Measuring the salience of an object in a scene
22.25, Saturday, 17-May, 10:45 am - 12:30 pm, Talk Room 2
Alasdair Clarke1, Michal Dziemianko1, Frank Keller1; 1Institute for Language, Cognition and Computation, School of Informatics, University of Edinburgh
Over the past 15 years work on visual salience has been restricted to models of low-level, bottom-up salience that give an estimate of the salience for every pixel in an image. This study concerns the question of how to measure the salience of objects. More precisely, given an image and a list of areas of interest (AOIs), can we assign salience scores to the AOIs that reflect their visual prominence? Treating salience as a per-object feature allows us to incorporate a notion of salience into higher-level, cognitive models. There is increasing evidence that fixations locations are best explained at an object level [Einhauser et al 2008, JoV; Nuthmann & Henderson 2010, JoV] and an object-level notion of visual salience can be easily incorporated with other object features representing semantics [Hwang et al 2011, VisRes; Greene 2013, FrontiersPsych] and task relevance]. Extracting scores for AOIs from the saliency maps that are output by existing models is a non-trivial task.
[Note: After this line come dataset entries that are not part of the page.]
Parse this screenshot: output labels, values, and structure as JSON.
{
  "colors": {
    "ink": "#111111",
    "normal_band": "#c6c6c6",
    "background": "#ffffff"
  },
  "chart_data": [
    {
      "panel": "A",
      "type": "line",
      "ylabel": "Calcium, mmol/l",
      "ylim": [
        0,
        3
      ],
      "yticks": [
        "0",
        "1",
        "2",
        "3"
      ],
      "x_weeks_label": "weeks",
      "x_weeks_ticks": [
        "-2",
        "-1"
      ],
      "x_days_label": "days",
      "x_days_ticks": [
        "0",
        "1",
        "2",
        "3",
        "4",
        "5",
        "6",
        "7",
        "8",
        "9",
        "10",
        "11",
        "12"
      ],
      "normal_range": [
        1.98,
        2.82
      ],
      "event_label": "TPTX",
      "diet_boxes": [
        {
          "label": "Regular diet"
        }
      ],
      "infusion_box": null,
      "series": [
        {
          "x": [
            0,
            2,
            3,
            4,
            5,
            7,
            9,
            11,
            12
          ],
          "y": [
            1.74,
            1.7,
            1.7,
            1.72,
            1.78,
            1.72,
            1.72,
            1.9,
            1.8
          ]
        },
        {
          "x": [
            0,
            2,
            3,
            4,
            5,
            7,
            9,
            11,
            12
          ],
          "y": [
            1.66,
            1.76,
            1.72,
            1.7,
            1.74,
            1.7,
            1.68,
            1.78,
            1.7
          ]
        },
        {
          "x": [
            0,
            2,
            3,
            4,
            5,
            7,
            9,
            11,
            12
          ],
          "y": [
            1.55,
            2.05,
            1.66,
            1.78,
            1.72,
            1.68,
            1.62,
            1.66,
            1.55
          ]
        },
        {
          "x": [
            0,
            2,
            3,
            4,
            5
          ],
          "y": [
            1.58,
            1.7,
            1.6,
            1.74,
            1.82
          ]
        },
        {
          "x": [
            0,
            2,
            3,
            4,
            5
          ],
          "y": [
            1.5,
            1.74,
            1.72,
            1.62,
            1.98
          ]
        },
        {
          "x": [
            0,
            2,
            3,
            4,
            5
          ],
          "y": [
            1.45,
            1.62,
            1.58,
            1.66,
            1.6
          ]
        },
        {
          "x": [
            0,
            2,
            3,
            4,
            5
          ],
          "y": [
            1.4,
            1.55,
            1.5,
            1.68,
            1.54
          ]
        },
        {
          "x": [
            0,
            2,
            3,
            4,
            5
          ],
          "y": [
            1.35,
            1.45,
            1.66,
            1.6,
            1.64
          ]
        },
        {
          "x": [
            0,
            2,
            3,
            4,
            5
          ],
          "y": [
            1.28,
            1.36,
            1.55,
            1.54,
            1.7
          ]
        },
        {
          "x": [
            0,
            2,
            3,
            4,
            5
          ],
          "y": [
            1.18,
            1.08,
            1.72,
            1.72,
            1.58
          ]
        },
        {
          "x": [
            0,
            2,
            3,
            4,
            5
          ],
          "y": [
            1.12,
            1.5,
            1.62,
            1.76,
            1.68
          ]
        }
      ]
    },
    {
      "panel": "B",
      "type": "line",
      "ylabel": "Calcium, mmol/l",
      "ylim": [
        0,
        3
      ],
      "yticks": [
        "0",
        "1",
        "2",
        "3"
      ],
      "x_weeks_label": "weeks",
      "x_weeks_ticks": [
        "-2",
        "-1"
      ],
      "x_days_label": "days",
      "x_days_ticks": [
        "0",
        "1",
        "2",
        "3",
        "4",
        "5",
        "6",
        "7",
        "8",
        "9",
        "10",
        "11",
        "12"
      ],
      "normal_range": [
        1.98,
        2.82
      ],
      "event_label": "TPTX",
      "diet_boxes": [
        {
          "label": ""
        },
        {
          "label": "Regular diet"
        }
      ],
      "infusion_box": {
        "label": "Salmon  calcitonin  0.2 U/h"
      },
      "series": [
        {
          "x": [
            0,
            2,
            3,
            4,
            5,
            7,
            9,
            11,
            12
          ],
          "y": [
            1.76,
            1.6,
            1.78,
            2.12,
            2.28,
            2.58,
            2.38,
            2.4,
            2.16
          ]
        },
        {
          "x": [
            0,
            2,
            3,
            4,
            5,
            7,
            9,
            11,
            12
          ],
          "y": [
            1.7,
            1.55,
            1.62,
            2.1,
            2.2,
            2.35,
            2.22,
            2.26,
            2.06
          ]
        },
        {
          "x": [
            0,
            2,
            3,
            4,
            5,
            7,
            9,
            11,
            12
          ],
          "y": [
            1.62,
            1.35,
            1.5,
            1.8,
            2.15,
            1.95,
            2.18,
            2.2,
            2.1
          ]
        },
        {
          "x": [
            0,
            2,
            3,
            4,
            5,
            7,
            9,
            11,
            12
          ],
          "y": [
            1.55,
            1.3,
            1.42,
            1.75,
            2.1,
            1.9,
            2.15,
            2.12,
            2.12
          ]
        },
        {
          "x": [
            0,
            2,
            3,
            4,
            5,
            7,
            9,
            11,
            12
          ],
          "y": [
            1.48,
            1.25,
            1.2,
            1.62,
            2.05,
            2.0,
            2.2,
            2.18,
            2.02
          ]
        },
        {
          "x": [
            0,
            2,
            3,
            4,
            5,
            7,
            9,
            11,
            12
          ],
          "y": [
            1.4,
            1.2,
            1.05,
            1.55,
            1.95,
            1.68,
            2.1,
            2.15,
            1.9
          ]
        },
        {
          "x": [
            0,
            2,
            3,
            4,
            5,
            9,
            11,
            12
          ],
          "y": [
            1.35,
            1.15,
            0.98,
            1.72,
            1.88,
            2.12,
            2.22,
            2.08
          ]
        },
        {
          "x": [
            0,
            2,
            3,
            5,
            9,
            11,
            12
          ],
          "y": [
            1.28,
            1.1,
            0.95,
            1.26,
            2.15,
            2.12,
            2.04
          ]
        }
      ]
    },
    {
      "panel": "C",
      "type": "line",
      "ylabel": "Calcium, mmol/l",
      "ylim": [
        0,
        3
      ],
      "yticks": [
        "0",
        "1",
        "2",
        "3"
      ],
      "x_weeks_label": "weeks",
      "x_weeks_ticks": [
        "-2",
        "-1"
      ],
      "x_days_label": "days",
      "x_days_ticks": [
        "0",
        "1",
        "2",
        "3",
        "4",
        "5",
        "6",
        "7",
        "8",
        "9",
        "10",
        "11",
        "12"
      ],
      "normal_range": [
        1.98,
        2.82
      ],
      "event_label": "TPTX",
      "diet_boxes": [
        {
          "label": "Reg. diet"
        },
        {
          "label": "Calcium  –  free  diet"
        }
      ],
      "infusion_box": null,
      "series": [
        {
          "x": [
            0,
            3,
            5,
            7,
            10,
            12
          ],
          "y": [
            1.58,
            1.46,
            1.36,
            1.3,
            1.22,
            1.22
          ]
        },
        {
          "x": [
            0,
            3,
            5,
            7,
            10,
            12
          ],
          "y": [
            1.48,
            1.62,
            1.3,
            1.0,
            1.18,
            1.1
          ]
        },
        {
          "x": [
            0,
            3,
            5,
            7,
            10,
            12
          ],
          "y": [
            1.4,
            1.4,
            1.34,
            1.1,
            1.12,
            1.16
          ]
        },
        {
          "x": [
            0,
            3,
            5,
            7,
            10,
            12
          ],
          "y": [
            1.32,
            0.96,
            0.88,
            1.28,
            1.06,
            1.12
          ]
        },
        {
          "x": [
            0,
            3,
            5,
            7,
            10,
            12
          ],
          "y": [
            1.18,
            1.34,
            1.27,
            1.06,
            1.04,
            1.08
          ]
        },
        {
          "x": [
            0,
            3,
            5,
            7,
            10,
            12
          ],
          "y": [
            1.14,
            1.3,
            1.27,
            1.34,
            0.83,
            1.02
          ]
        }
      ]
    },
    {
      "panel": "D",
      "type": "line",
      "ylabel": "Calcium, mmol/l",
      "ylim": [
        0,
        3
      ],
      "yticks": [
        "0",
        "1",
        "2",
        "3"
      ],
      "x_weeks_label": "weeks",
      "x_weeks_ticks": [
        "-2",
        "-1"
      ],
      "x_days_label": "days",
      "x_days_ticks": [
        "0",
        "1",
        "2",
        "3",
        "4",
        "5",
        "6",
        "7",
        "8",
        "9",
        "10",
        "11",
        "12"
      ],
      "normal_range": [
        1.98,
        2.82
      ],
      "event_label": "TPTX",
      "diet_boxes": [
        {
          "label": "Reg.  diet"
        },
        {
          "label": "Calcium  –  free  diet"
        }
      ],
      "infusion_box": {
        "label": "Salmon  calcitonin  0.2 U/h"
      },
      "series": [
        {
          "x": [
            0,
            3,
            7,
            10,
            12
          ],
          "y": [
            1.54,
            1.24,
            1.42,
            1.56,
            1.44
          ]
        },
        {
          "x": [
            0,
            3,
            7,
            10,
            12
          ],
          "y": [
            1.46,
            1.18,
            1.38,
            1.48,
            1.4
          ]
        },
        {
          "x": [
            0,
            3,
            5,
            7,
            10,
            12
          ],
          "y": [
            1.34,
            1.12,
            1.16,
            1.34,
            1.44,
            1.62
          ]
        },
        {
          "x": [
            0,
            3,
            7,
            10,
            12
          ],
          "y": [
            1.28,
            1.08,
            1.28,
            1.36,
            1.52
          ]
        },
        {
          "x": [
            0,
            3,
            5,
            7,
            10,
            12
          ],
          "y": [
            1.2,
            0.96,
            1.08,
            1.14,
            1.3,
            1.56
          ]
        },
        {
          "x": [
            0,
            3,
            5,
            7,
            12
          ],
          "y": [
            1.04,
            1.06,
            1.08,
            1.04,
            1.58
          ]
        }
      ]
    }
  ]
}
Using simple psychophysical (1/f-noise) stimuli, we demonstrate that simple methods for assigning salience score to AOIs (such as taking the maxima, mean, or sum of the relevant pixels in the salience map) produce unintuitive results, such as predicting that larger objects are less salient. We also evaluate object salience models over a range of tasks and compare to empirical data. Beyond predicting the number of fixations to different objects in a scene, we also estimate the difficulty of visual search trials; and incorporate visual salience into language production tasks. We present a simple object-based salience model (based on comparing the likelihood of an AOI given the rest of the image to the likelihood of a typical patch of the same area) that gives intuitive results for the 1/f-noise stimuli and performs as well as existing methods on empirical datasets.